Дионис не поперхнулся, Сократ не сбился с мысли.
— Та тонкая черта, — спокойно продолжил он, — через которую сновидение не должно переступать, из-за опасности обратиться в болезненное явление, — потому что тогда иллюзия обманула бы нас, приняв вид грубой действительности, — это и есть полное чувство меры, самоограничения, свободы от диких порывов, мудрый покой бога — творца образов. Его око, в соответствии с его происхождением, — солнечно. Даже когда он гневается и бросает недовольные взоры, благость прекрасного видения почиет на нем.

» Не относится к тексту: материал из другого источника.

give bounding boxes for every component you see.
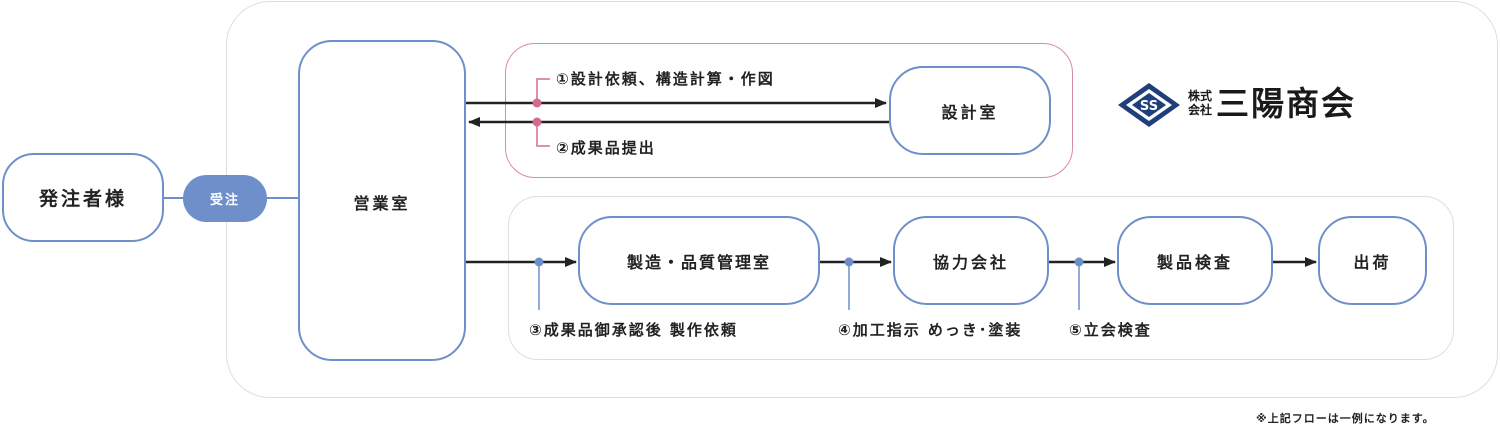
logo-prefix-bottom: 会社 bbox=[1188, 103, 1213, 117]
step5-dot bbox=[1074, 257, 1084, 267]
step4-label: ④加工指示 めっき･塗装 bbox=[838, 321, 1023, 339]
step4-dot bbox=[844, 257, 854, 267]
step2-label: ②成果品提出 bbox=[556, 139, 656, 157]
sales-node: 営業室 bbox=[298, 40, 466, 361]
step3-dot bbox=[534, 257, 544, 267]
step5-label: ⑤立会検査 bbox=[1069, 321, 1152, 339]
sales-label: 営業室 bbox=[353, 194, 411, 213]
logo-name: 三陽商会 bbox=[1216, 84, 1356, 123]
inspection-label: 製品検査 bbox=[1156, 252, 1233, 272]
ss-emblem-icon: SS bbox=[1118, 83, 1180, 127]
client-label: 発注者様 bbox=[38, 188, 127, 210]
client-node: 発注者様 bbox=[2, 153, 164, 242]
manufacturing-label: 製造・品質管理室 bbox=[626, 252, 771, 272]
step2-dot bbox=[532, 117, 542, 127]
partner-node: 協力会社 bbox=[893, 216, 1049, 305]
production-group-frame bbox=[508, 196, 1454, 360]
design-node: 設計室 bbox=[889, 66, 1051, 155]
footnote: ※上記フローは一例になります。 bbox=[1256, 412, 1435, 425]
step3-label: ③成果品御承認後 製作依頼 bbox=[529, 321, 738, 339]
badge-label: 受注 bbox=[209, 193, 240, 208]
design-label: 設計室 bbox=[941, 102, 999, 122]
shipping-label: 出荷 bbox=[1353, 252, 1392, 272]
company-logo: SS 株式 会社 三陽商会 bbox=[1116, 81, 1428, 129]
shipping-node: 出荷 bbox=[1318, 216, 1427, 305]
step2-leader bbox=[536, 122, 550, 147]
logo-prefix: 株式 会社 bbox=[1188, 89, 1212, 117]
step1-label: ①設計依頼、構造計算・作図 bbox=[556, 70, 775, 88]
manufacturing-node: 製造・品質管理室 bbox=[578, 216, 820, 305]
step1-dot bbox=[532, 98, 542, 108]
emblem-mark: SS bbox=[1140, 99, 1158, 114]
order-received-badge: 受注 bbox=[183, 175, 267, 222]
design-group-frame bbox=[505, 43, 1073, 178]
partner-label: 協力会社 bbox=[932, 252, 1009, 272]
step1-leader bbox=[536, 78, 550, 103]
logo-prefix-top: 株式 bbox=[1188, 89, 1213, 103]
inspection-node: 製品検査 bbox=[1117, 216, 1273, 305]
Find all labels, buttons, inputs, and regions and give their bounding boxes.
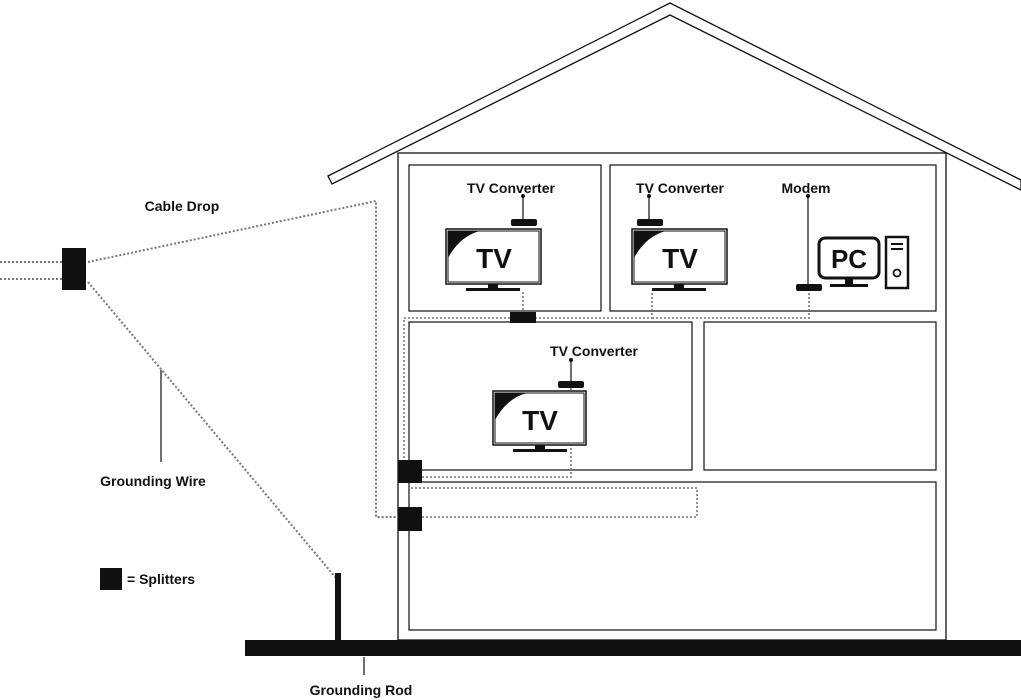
- tv-icon: TV: [632, 229, 727, 291]
- tv-converter-label: TV Converter: [550, 343, 638, 359]
- splitter-legend-icon: [100, 568, 122, 590]
- splitters-legend-label: = Splitters: [127, 571, 195, 587]
- room-basement: [409, 482, 936, 630]
- tv-label: TV: [476, 243, 512, 274]
- tv-label: TV: [522, 405, 558, 436]
- pc-tower-icon: [886, 237, 908, 288]
- tv-converter-label: TV Converter: [467, 180, 555, 196]
- cable-drop-label: Cable Drop: [145, 198, 220, 214]
- tv-label: TV: [662, 243, 698, 274]
- grounding-rod: [335, 573, 341, 641]
- converter-box-icon: [558, 381, 584, 388]
- ground-line: [245, 640, 1021, 656]
- splitter-icon: [398, 460, 422, 483]
- splitter-icon: [62, 248, 86, 290]
- modem-label: Modem: [782, 180, 831, 196]
- tv-icon: TV: [446, 229, 541, 291]
- grounding-rod-label: Grounding Rod: [310, 682, 413, 698]
- pc-label: PC: [831, 244, 867, 274]
- splitter-icon: [510, 312, 536, 323]
- room-middle-right: [704, 322, 936, 470]
- modem-box-icon: [796, 284, 822, 291]
- tv-converter-label: TV Converter: [636, 180, 724, 196]
- converter-box-icon: [637, 219, 663, 226]
- splitter-icon: [398, 507, 422, 531]
- converter-box-icon: [511, 219, 537, 226]
- tv-icon: TV: [493, 391, 586, 452]
- grounding-wire-label: Grounding Wire: [100, 473, 206, 489]
- house-roof: [328, 3, 1021, 190]
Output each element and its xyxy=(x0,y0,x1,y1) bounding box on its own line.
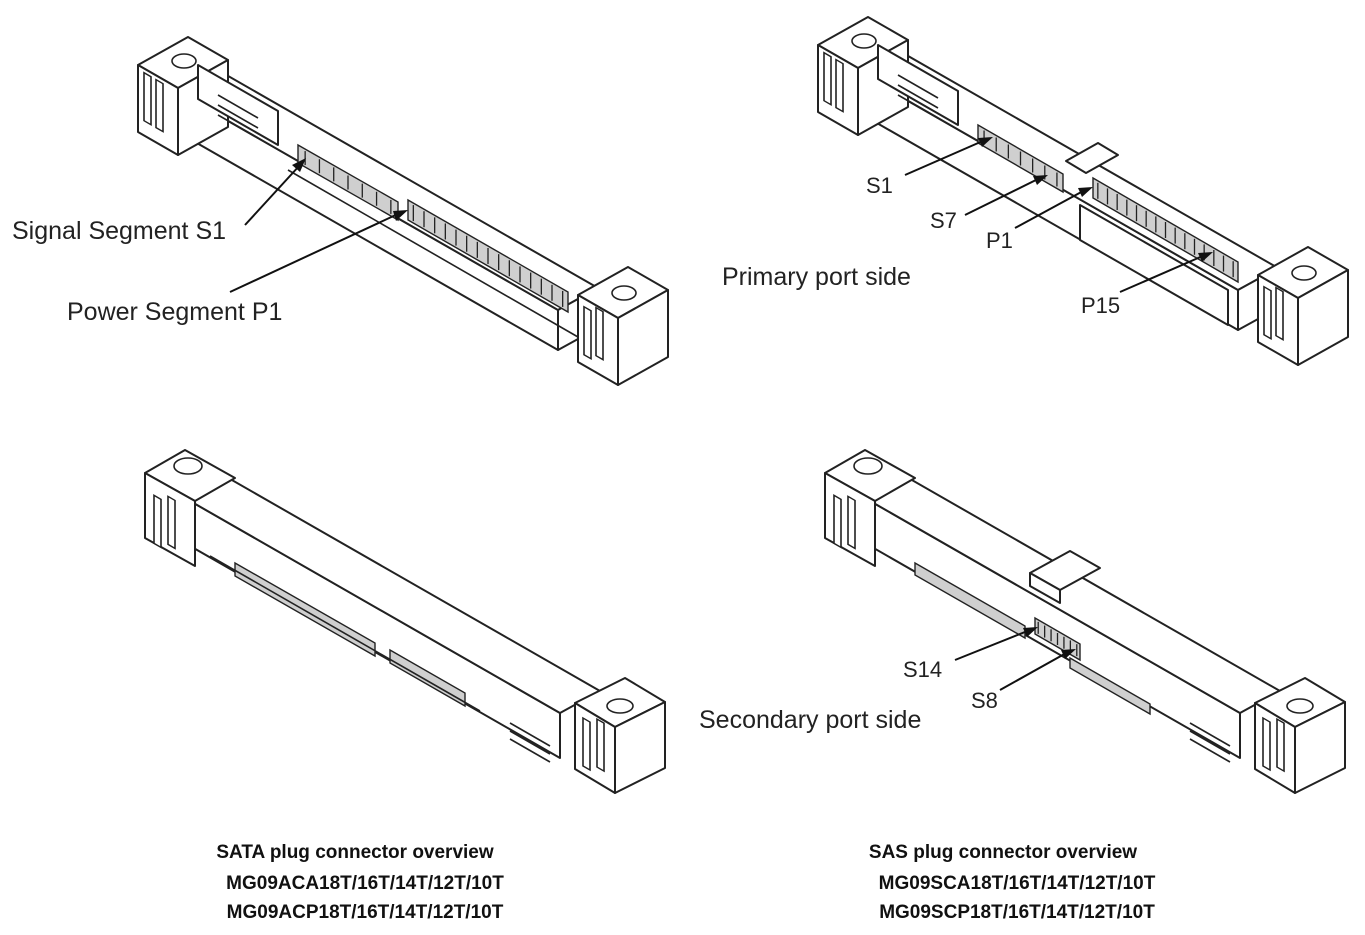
signal-segment-pins xyxy=(304,151,392,214)
pin-p15-label: P15 xyxy=(1081,293,1121,318)
secondary-port-side-label: Secondary port side xyxy=(699,706,922,734)
sata-connector-top-view xyxy=(137,36,669,386)
power-segment-pins xyxy=(412,205,564,307)
pin-s8-label: S8 xyxy=(971,688,998,713)
signal-segment-label: Signal Segment S1 xyxy=(12,217,227,245)
sas-secondary-segment-pins xyxy=(1037,621,1078,657)
sas-connector-bottom-view xyxy=(824,449,1346,794)
primary-port-side-label: Primary port side xyxy=(722,263,911,291)
power-segment-label: Power Segment P1 xyxy=(67,298,283,326)
sata-caption-model-2: MG09ACP18T/16T/14T/12T/10T xyxy=(226,902,504,923)
sas-connector-top-view xyxy=(817,16,1349,366)
pin-s7-label: S7 xyxy=(930,208,957,233)
pin-s14-label: S14 xyxy=(903,657,943,682)
sas-caption-model-2: MG09SCP18T/16T/14T/12T/10T xyxy=(879,902,1155,923)
sata-caption-title: SATA plug connector overview xyxy=(216,842,494,863)
leader-arrows xyxy=(229,137,1213,691)
sata-connector-bottom-view xyxy=(144,449,666,794)
sata-caption-model-1: MG09ACA18T/16T/14T/12T/10T xyxy=(226,873,504,894)
sas-caption-model-1: MG09SCA18T/16T/14T/12T/10T xyxy=(878,873,1156,894)
pin-s1-label: S1 xyxy=(866,173,893,198)
sas-caption-title: SAS plug connector overview xyxy=(868,842,1138,863)
sas-power-segment-pins xyxy=(1097,182,1234,278)
pin-p1-label: P1 xyxy=(986,228,1013,253)
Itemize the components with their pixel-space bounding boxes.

— Ага, — сказал Дионис, — даже тогда, когда он кожу с соперника содрал на музыкальных состязаниях, которые сам же и затеял… Конечно, что обо мне говорить. Я ведь полная противоположность солнечному Аполлону даже внешне. Он — рыж, солнечен, то есть, а я — черен, как ночь. Вместо успокоительной стройности и мерности внушенных Аполлоном созерцаний, у меня только сомнения в них и даже уничтожение этого милого и мудрого любования сновидческими формами. Чудовищный ужас, который охватывает человека, когда он усомниться в формах познания явлений, характерен для, так вами называемого, дионисийского состояния.
— Да вовсе я не хочу тебя обидеть, Дионис, — сказал Сократ.
— Он и мухи не обидит, подтвердила из окна сонным голосом Ксантиппа.
— Просто в дионисийском состоянии…
— Да уж говори прямо: в пьяном виде! — перебил Сократа Дионис.
— Я и говорю, что в дионисийском состоянии теряется отъединение, которое существует между человеком и окружающим его миром. Человек тут переживает восторг и блаженство самозабвения и выхода из размеренного и узаконенного мира.
— А чем это плохо? — поинтересовался Дионис.
— Да ничем, — согласился Сократ. — Блаженный восторг поднимается в недрах человека и даже самой природы. Наступает состояние, когда человек не чувствует себя самим собой. Восторг опьянения, оттого что теперь человек — всё.
— Мы-все, что ли? — не понял я.
— Нет, глобальный человек, мы-все — это только одно из состояний всего, да еще и не самое лучшее. Бывают люди, которые от недостатка опытности или вследствие своей тупости с насмешкой или с сожалением отворачиваются, в сознании собственного здоровья, от подобного явления, считая его болезнью.